For us, after sixty days, the answer was Feishu, and we are now three months into the rollout. The number of repeated meetings is down, the number of “where do I find the policy on X” questions is down, and the new hire onboarding time has dropped by about a third because the AI can now answer most of the questions a new hire would have asked a human. The platform is not perfect. The AI still hallucinates occasionally, the mobile app still feels slightly less powerful than DingTalk’s, and there are a few edge cases in Aily that have made our ops team grumble. But the net effect has been a company that is faster, calmer, and more confident in its own information. That is the kind of AI win that actually shows up on a P&L, even if it never makes a flashy press release.
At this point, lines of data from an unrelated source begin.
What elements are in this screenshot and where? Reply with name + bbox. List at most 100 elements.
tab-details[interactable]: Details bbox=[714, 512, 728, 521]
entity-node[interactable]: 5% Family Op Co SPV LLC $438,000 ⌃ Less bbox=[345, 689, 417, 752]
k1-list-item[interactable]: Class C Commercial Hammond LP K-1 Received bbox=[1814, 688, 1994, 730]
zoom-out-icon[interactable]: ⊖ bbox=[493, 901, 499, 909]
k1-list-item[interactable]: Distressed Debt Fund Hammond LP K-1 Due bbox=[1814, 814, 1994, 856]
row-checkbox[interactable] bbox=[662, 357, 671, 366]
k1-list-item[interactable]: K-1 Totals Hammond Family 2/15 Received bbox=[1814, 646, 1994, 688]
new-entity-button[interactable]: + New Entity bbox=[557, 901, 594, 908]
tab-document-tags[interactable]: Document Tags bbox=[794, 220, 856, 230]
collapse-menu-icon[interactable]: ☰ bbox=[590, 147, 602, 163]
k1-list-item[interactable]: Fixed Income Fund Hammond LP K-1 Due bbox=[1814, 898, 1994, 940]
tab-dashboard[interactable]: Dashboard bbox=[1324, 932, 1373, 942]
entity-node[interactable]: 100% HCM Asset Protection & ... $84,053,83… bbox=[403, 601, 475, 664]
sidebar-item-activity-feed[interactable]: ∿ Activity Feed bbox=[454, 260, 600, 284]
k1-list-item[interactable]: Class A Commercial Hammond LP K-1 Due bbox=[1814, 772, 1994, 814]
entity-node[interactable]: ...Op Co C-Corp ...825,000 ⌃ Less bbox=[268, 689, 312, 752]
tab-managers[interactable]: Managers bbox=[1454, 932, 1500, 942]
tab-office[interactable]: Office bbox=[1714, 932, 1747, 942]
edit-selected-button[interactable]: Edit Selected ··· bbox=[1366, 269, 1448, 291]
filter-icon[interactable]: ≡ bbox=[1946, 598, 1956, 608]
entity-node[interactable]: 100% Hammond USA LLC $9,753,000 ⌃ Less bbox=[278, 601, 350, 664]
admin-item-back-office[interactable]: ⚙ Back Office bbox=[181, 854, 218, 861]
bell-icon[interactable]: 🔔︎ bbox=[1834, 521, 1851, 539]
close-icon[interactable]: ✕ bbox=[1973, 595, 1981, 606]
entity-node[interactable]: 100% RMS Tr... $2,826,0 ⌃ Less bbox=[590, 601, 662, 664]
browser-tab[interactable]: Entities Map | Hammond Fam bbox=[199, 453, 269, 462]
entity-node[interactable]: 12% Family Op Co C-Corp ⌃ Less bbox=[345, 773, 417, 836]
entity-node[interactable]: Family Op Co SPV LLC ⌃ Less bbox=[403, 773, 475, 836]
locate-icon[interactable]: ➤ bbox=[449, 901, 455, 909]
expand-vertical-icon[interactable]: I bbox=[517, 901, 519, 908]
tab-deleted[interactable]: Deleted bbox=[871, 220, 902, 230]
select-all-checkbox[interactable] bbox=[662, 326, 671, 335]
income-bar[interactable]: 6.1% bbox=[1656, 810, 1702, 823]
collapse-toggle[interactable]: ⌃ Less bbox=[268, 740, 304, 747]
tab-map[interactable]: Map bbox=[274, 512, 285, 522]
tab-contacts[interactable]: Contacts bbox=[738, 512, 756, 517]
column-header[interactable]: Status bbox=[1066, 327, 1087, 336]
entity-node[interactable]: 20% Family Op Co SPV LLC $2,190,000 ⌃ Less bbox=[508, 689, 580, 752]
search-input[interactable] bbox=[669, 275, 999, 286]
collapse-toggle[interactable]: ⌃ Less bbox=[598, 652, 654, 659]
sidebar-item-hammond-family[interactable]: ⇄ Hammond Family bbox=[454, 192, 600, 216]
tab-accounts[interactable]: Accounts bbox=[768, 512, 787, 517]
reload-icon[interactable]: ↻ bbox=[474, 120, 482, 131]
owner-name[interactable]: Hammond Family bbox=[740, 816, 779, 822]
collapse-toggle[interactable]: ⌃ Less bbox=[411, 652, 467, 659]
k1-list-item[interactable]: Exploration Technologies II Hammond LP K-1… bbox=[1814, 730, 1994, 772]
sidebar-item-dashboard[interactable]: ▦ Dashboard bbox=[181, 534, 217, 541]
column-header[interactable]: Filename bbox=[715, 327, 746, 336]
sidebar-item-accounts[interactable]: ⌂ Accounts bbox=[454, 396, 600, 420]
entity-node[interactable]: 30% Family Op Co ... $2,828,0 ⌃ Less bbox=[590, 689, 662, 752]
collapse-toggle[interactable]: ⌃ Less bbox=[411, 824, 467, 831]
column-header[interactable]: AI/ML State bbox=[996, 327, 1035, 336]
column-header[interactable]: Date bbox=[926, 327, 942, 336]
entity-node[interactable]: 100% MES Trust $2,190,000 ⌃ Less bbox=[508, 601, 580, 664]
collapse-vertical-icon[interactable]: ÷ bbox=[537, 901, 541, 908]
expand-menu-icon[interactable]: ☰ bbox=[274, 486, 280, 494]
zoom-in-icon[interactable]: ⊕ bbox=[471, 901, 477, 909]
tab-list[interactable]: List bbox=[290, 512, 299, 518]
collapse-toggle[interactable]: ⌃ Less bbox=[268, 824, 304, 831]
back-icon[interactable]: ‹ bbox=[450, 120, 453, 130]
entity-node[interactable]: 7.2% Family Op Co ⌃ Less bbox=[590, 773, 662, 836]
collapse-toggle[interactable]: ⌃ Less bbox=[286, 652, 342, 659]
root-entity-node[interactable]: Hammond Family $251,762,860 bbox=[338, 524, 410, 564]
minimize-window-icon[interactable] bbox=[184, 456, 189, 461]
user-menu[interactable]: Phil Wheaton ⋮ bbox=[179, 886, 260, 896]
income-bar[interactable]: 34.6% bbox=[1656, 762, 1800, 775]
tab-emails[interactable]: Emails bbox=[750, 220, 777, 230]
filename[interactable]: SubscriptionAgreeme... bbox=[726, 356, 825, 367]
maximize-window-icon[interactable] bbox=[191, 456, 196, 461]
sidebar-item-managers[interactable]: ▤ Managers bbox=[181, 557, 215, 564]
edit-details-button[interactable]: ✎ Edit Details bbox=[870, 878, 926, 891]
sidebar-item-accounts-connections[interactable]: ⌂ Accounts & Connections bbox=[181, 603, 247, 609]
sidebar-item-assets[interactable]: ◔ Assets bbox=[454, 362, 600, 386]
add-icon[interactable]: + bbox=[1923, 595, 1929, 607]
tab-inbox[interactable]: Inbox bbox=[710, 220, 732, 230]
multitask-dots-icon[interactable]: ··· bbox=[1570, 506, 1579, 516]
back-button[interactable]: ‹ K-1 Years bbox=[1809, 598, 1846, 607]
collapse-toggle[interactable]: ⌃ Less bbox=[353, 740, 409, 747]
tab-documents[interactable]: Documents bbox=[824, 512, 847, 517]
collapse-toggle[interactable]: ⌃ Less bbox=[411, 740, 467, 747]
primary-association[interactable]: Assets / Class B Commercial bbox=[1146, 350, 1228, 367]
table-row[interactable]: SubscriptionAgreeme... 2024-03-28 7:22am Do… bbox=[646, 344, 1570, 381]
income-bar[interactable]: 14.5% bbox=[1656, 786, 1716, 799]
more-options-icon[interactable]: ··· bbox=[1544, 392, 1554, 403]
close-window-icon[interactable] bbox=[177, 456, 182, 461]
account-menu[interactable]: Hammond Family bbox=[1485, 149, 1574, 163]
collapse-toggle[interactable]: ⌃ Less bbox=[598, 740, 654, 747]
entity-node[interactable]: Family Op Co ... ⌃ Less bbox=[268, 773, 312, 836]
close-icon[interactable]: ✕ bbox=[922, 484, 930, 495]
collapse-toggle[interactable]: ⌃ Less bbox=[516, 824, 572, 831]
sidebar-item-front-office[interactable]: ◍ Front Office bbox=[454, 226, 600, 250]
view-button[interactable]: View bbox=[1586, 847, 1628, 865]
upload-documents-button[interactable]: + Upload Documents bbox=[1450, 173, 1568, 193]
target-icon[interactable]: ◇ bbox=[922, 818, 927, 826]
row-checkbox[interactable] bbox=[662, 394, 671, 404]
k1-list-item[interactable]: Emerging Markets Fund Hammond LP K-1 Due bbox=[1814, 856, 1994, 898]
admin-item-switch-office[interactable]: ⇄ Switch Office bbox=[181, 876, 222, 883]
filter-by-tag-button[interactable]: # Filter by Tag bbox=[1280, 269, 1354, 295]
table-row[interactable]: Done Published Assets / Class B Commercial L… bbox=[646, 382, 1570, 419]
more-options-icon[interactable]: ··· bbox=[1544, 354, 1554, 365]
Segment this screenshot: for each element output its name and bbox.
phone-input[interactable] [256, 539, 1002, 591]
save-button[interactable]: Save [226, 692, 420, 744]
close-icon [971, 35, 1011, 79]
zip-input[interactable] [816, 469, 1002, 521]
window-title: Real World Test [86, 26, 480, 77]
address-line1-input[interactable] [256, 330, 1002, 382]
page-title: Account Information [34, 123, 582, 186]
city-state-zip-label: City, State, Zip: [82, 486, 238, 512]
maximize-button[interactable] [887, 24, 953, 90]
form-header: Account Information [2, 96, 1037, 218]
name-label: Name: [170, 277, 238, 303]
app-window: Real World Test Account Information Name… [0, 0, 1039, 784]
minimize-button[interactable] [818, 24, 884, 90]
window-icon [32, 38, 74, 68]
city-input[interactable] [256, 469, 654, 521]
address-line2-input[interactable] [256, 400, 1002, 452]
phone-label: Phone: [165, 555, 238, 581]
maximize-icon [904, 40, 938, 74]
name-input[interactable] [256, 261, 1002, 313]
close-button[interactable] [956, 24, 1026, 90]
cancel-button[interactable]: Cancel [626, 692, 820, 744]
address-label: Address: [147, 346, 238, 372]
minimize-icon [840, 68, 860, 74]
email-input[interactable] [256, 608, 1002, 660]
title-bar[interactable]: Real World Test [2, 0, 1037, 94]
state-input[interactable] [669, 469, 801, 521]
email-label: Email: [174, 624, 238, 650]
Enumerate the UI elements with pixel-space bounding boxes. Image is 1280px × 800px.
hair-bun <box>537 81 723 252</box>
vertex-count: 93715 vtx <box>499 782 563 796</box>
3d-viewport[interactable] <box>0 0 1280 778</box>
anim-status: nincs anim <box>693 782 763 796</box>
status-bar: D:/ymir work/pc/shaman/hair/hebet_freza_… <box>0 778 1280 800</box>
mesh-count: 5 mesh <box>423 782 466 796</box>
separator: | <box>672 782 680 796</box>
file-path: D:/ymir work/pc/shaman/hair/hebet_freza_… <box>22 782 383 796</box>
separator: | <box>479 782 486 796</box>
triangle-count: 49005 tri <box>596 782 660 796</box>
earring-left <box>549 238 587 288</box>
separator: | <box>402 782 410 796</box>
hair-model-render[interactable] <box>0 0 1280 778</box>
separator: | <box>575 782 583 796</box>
So that is the story. DingTalk and Feishu are both genuinely good, and the fact that you are choosing between them is already a win compared to where most companies are. Pick based on your culture, your existing ecosystem, and most importantly, your tolerance for the AI confidently making things up. If you want the AI to be a research assistant that shows its work, pick Feishu. If you want the AI to be a fast-talking intern who will do anything you ask and sometimes gets it wrong, pick DingTalk. Either way, your employees will be more productive than they were on whatever Frankenstein stack you have today. And that, my friends, is the only metric that actually matters.